Many of us have, at the very least, read the teachings and miracles of Jesus (unless you’re Thomas Jefferson, then you just skip over them). They’ve inspired, they’ve infuriated, they’ve changed. However, very few of us are as capable as living like Jesus as we’d like to believe. Ed Dobson, as the title of his book indicates, tried to live like Jesus for a year, with interesting results.
Dobson’s experiment led him down a whole bunch of interesting paths. Upon his beginning of this journey, things seem to start out easy enough for him. He listens to the Gospels non-stop, he decides to not be deceitful and leave his iPod off for takeoff on a flight. However, a friend promptly reminds him that Jesus was also a Jew, and therefore would eat Kosher, so he decides to start doing that. Throughout the book, we see Dobson spending more time in synagogue than he does in church (something, no doubt, Jesus would have done).

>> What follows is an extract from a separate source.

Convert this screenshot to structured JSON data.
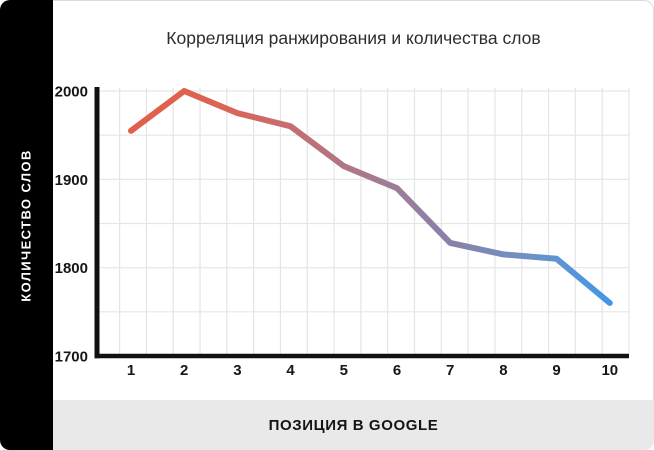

His journey takes many twists and turns as he finds new ways to pray (he interchangeably uses the Rosary, Orthodox Prayer Rope, and the Anglican Prayer Beads at different times), new ways to dress (including shirts with tassels), and new ways to talk to people (sitting in bars, having beer with people who called spirituality a crutch). It even pushed him to, for the first time, vote Democrat, as he understood the then Senator Obama to be best reflecting the teachings of Jesus as far as care for the poor, loving one’s enemies, and being a peacemaker. The issue of Obama being pro-choice did bother him, but being pro-life, to Dobson, means more than protecting the unborn.
I was through this book in a week’s time, and that’s with broken up reading here and there. I may have only spent about 3-4 hours total reading it. The book essentially functions as his journals over the course of the year, which makes for an easy, but very relatable read. He hashes out the conflicts he encountered in his journey with you, and shows good reasoning for his conclusions. I didn’t necessarily feel like I was doing this WITH Dobson the whole time, but I did enjoy hearing where God led Him through all this.
This is not a great theological text with deep examinations of the original Greek and Hebrew (though he does use it where it is required); it is a personal, experiential journey of a man trying to figure things out for himself. Sometimes, we theologians forget that God is actually alive, and that He leads and guides us throughout this life. Never will I tell you to ignore the call to good biblical scholarship permanently, but I do think there is a need to set it aside in order that we may hear the voice of God.